The biggest difference between the two sets is the actual sound of the quartet itself. Quatuor Danel opts for a very warm string sound, its violinists in particular using an almost throbbing vibrato—which I happen to like and appreciate—in slow movements. By contrast, the Silesian Quartet (Kwartet Śląski in Polish) has a much leaner, brighter profile of the sort preferred by most modern string groups since the Alban Berg Quartet pioneered this sound back in the 1970s. The result is that, even though Silesian’s tempi are just a shade slower than Danel’s, they sound just as fast in their performances because the tension of their playing is sharper and less slack. Please do not assume that by “less slack” I am denigrating Quatuor Danel’s approach. I am not, but there is no question that faster vibratos, combined with razor-sharp attacks, give the illusion of great speed even when the performances are not really faster. Such was the case with Toscanini’s NBC Symphony Orchestra or the New York Philharmonic when it was conducted by Toscanini or Artur Rodziński. Bright, sharply-articulated string tone always fools the ear into thinking that the music is moving along at 90 miles an hour when in fact it may only be 80.
Thus these performances are every bit as good in their slightly different way as those of Quatuor Danel. Taking them on their own merit and not constantly making A-B comparisons, you’ll find that they make their points just as well through this approach. Both have the emotion that Weinberg’s music requires, and in a sense they complement each other.
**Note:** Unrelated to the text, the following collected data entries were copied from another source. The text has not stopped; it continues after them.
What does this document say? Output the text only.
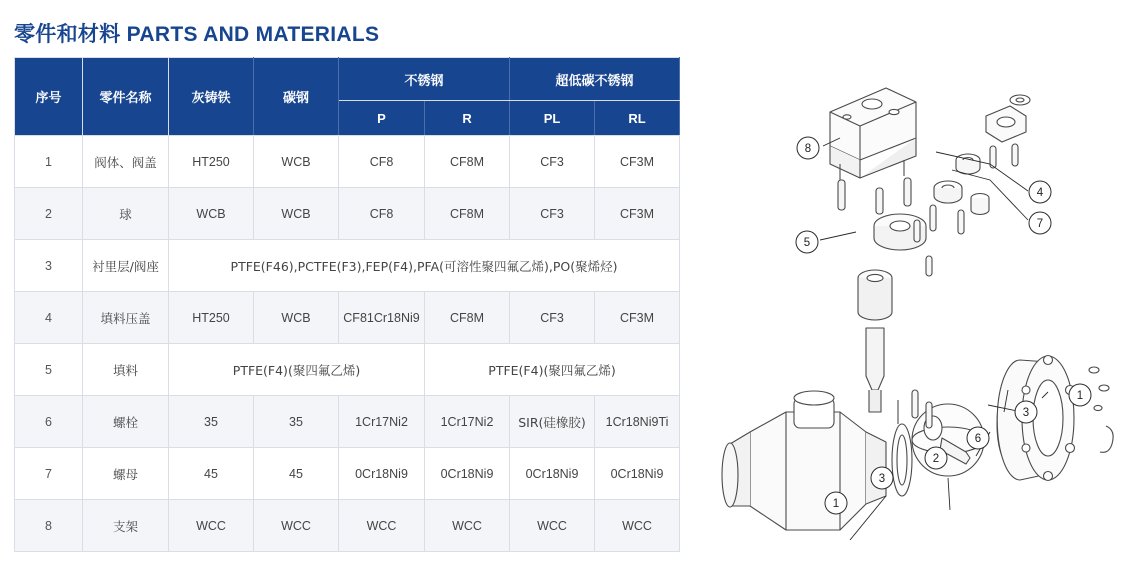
零件和材料 PARTS AND MATERIALS
序号	零件名称	灰铸铁	碳钢	不锈钢		超低碳不锈钢	
				P	R	PL	RL
1	阀体、阀盖	HT250	WCB	CF8	CF8M	CF3	CF3M
2	球	WCB	WCB	CF8	CF8M	CF3	CF3M
3	衬里层/阀座	PTFE(F46),PCTFE(F3),FEP(F4),PFA(可溶性聚四氟乙烯),PO(聚烯烃)					
4	填料压盖	HT250	WCB	CF81Cr18Ni9	CF8M	CF3	CF3M
5	填料	PTFE(F4)(聚四氟乙烯)			PTFE(F4)(聚四氟乙烯)		
6	螺栓	35	35	1Cr17Ni2	1Cr17Ni2	SIR(硅橡胶)	1Cr18Ni9Ti
7	螺母	45	45	0Cr18Ni9	0Cr18Ni9	0Cr18Ni9	0Cr18Ni9
8	支架	WCC	WCC	WCC	WCC	WCC	WCC
8
4
7
5
1
3
6
2
3
1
Quatuor Danel, being warmer-sounding, gives you somewhat more heartfelt slow movements while the Silesian Quartet is more incisive in the fast movements. It’s only a slight degree either way, however, because neither quartet indulges in “fussing” with the music, of adding unnecessary inflections or dragging out passages. Once in a while, e.g. the opening of the “Andante” of Quartet No. 9, I felt that Silesian’s brighter sound translated to a slight edginess of tone, but this is not a fatal flaw, only a matter of degree.
Thus the collector of good music now has an alternative choice, depending on which kind of sound he or she prefers. Had I only the Silesian recordings to go by I would be quite satisfied; they still project Weinberg’s intensity as well as his unusual construction.